The time complexity analysis of several CRDT merging algorithms is shown as follows:

Extension type

This section describes the basic types of operations and common data structures supported by YATA. On top of the basic data structure, you can implement some abstract data types that allow common data formats such as JSON and XML to be co-edited. Currently supported types include linear data types (for example, arrays, linked lists, sorted arrays, bitmaps), trees, graphs, and associative arrays.

List Manager Operation

The List Manager Operation is an abstract data type that manages the insert Operation. The new insert operation is placed somewhere between the two delimiters according to YATA’s rules.The List Manager Operation also deals with how to address the elements in an associative List and how to convert them to specific data types (such as strings). It represents linear data structures, such as lists and arrays, as well as tree-like data structures.

Replace Manager Operation

YATA supports only insert and delete operations, but updates are needed to simplify development when dealing with more complex types, so YATA supports updates to existing content by providing specialized types that support content replacement. As an example, consider the case where two users (with user ids 1 and 2) simultaneously replace the number 0 in the text with their respective user ids. For consistency, each site should perform the substitution and agree on the end result, where 1 or 2 will replace the old number 0. Yata converts it to a solved problem by using data types that ensure consistency.The Replace Manage inherits The List Manager Operation. The first actual insert (not a delimiter) of The Replace Manager, which is added as The first insert of The Replace Manager in order to Replace it after The user performs a new insert. The red line in the figure above refers to the current contents of Replace Manager. Because YATA guarantees that all sites will eventually have the same content, all sites will eventually reference the same insert content as Replace Manager content.

Map Manager Operation

The figure above shows YATA’s representation of a Map Manager, which assigns a Replace Manager Manager to each key of a Map in order to support concurrent operations on a shared Map.

More data type representations

YATA implements data formats such as JSON or XML as shared data types by combining the simple types described above.

The second part of the paper mainly describes the performance of Yjs and the current use of Yjs some products, this paper will not be detailed.

conclusion

The content of this article is mainly the translation of the paper and a little personal understanding. Interested students are advised to read the paper in its entirety after reading it.

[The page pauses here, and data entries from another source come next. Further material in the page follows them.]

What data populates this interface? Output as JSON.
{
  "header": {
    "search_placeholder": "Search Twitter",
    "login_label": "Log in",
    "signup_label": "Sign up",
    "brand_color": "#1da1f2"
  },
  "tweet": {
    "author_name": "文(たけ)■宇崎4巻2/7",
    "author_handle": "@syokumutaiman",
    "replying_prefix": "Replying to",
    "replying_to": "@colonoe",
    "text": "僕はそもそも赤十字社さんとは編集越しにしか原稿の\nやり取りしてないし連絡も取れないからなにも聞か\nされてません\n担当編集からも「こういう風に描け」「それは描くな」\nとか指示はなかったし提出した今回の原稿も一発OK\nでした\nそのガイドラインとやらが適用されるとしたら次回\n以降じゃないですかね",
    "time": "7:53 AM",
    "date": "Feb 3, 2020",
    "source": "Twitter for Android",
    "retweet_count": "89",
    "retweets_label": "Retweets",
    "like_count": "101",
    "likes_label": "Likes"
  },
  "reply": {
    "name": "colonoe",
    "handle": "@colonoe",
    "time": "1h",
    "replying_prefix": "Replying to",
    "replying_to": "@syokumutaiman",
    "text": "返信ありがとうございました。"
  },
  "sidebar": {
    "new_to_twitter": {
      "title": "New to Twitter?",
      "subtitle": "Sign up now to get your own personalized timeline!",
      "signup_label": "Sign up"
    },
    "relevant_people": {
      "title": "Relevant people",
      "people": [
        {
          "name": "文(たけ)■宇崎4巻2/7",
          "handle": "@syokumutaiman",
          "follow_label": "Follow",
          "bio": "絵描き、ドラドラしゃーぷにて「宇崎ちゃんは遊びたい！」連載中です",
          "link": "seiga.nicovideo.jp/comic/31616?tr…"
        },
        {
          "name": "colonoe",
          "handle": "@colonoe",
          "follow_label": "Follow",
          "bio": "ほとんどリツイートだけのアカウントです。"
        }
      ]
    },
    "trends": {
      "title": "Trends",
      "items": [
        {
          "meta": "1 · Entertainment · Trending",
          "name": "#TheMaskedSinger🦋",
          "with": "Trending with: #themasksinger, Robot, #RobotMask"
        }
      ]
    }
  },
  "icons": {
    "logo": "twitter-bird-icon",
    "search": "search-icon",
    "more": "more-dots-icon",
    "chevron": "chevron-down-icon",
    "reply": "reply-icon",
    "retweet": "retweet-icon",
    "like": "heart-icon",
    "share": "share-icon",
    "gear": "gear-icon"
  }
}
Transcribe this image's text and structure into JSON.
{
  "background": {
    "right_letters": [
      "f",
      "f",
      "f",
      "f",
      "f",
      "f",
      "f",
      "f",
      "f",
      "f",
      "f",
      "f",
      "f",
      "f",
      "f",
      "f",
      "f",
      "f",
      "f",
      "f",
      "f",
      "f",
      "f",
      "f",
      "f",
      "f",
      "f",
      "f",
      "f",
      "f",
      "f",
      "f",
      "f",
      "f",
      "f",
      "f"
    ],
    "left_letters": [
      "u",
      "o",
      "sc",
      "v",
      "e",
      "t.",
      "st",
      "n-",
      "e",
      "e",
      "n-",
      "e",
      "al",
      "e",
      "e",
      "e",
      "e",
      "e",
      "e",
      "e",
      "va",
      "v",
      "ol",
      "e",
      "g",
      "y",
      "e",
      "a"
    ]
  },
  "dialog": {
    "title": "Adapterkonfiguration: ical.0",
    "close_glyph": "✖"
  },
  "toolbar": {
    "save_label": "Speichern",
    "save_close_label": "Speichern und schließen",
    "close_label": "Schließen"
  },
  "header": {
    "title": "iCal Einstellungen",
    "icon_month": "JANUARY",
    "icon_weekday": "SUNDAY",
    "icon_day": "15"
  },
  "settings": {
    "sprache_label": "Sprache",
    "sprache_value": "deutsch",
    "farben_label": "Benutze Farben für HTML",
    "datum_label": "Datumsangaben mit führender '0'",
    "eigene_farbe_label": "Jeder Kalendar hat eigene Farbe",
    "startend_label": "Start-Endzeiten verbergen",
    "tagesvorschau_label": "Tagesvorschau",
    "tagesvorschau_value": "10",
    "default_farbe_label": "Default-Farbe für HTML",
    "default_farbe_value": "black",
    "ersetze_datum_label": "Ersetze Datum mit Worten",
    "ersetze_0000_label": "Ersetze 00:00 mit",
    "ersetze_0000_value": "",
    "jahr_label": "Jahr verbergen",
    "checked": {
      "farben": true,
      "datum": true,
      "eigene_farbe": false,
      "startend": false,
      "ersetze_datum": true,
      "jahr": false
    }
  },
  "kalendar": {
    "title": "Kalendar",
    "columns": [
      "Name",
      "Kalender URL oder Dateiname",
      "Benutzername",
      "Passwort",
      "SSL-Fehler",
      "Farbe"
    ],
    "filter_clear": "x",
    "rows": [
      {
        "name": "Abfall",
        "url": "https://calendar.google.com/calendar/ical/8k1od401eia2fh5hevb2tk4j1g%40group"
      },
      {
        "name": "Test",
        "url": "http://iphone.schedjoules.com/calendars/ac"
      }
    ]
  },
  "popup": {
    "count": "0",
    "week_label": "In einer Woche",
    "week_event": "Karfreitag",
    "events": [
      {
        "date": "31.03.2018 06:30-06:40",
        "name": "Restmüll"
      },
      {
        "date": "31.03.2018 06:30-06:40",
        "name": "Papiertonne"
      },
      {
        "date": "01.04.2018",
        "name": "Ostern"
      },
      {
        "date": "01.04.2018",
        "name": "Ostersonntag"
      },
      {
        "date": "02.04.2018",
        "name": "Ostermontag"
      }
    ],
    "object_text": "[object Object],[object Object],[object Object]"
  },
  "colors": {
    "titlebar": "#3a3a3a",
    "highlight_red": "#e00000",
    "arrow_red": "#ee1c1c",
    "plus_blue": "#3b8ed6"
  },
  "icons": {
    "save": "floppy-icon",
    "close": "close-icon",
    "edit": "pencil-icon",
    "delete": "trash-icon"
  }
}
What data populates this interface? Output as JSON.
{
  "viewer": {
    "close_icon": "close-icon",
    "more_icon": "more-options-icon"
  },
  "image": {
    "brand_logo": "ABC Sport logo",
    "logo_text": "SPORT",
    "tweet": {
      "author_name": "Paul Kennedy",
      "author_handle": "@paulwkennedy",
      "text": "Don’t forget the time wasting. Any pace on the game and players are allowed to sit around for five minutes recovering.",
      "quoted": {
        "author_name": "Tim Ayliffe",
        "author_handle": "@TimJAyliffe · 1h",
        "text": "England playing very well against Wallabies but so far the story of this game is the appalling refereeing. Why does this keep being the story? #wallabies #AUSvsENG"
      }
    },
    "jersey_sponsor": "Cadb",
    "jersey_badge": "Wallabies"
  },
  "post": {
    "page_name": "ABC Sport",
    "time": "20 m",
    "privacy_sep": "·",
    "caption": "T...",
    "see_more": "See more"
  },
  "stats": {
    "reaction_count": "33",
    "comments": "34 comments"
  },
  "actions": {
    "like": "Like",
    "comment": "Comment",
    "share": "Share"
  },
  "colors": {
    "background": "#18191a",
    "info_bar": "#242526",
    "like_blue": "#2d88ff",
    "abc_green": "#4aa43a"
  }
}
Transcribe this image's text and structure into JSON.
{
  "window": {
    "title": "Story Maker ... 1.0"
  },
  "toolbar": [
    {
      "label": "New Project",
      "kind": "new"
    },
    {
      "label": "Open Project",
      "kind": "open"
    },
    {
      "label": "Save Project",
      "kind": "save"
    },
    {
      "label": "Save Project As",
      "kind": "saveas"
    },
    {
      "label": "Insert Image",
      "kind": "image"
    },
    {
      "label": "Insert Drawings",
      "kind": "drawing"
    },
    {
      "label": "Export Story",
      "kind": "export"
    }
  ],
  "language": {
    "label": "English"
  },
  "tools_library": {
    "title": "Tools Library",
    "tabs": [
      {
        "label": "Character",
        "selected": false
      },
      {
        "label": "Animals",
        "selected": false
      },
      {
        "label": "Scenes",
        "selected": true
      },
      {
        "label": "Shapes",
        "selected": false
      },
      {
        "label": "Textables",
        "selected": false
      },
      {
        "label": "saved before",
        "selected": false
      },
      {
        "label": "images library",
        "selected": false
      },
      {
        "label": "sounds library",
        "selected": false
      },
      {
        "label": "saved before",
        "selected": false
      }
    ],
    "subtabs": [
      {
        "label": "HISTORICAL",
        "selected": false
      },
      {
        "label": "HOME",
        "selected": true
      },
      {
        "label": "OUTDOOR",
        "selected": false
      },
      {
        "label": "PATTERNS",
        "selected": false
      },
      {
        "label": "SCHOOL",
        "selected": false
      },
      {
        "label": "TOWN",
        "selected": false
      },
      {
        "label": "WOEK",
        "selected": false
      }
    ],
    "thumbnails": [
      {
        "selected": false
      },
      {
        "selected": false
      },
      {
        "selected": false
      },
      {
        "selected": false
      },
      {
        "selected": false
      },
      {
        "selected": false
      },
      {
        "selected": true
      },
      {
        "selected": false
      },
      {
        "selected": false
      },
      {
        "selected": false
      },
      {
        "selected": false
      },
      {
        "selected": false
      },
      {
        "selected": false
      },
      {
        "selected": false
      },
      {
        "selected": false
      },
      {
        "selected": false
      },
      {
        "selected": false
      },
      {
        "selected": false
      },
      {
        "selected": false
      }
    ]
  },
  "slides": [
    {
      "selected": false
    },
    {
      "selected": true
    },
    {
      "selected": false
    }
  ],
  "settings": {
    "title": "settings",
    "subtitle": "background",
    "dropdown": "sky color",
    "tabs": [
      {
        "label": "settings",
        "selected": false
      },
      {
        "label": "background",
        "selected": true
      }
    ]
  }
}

In this paper, we mainly introduce the basic idea of implementing YATA. As a CRDT type collaborative algorithm, YATA and its implementation library Yjs have good performance and support point-to-point transmission, providing theoretical basis and practical scheme for us to implement non-client-server mode. We will also implement yJs-based collaboration schemes in the following projects.

Finally, I am also learning and using Yjs, welcome you to discuss YATA and Yjs related technologies.